With the lack of surgical education during pre-clinical curriculum, there has been a push to incorporate more extracurricular surgical education through suture workshops and simulation learning. Beyond the Red Line (BTRL) offered first-year medical students’ comprehensive exposure to surgical skills that successfully improved confidence in the OR. Similar programs should be implemented at other academic institutions to help stimulate interest in surgical specialties.

The authors recognize there are several limitations to the study. All data submitted were limited to pre- and post-intervention surveys. Self-reporting has its limitations and biases. A significant number of students who participated in this program had prior interest in surgical careers, which could be a factor affecting confidence levels with learning objectives, as they may have previous experiences that improved confidence. There are no data on students’ proficiency with basic surgical skills, identifying basic abdominal anatomy, and identifying surgical instrumentation. The students who participated in the program were selected based on voluntary interest, therefore allowing for selection bias. The program did not include the surgeon mentor’s evaluation of student performance and participation in the OR. This is a weakness in our study, as we do not know what level of engagement and participation students had in the OR and if this could have affected their perceived versus actual observed confidence.

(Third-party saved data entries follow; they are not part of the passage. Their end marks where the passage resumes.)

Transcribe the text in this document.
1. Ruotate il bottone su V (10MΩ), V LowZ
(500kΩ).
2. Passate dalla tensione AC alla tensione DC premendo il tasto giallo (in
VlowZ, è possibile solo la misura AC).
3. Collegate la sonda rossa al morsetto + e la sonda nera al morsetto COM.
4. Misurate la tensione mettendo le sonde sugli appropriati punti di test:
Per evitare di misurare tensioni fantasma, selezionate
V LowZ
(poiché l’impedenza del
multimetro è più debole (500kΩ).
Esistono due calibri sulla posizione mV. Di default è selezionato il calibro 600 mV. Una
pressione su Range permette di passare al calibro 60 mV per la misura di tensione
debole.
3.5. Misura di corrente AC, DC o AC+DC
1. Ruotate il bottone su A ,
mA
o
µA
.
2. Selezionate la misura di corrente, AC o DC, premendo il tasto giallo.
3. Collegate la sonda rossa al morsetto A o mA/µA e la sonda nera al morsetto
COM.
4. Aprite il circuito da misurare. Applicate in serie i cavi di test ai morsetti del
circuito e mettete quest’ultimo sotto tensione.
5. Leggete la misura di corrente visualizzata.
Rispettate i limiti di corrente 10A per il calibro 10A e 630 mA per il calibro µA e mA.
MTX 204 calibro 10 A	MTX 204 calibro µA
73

Our results provide important data on the efficacy of a newly implemented surgical exposure course for pre-clinical students. Future studies will evaluate student performance in the OR and proficiency with the learning objectives of the course in the upcoming academic years through surveys for surgeon mentors and OR staff as well as gradings on suturing skills and clinical anatomy knowledge. Based on the feedback given by students asking for more time spent in the OR, changes to BTRL course have been made for the subsequent academic years and comparisons will be made. Long-term studies will evaluate how this early exposure BTRL course affects academic performance in clinical years and match rates.

Conclusion

Overall, the Beyond the Red Line surgical course successfully provided students with skills training, hands-on OR experience, and mentorship. Other academic programs should consider implementation of similar programs to improve pre-clinical students’ confidence in surgical settings and ultimately enhance students’ surgical experiences in medical school.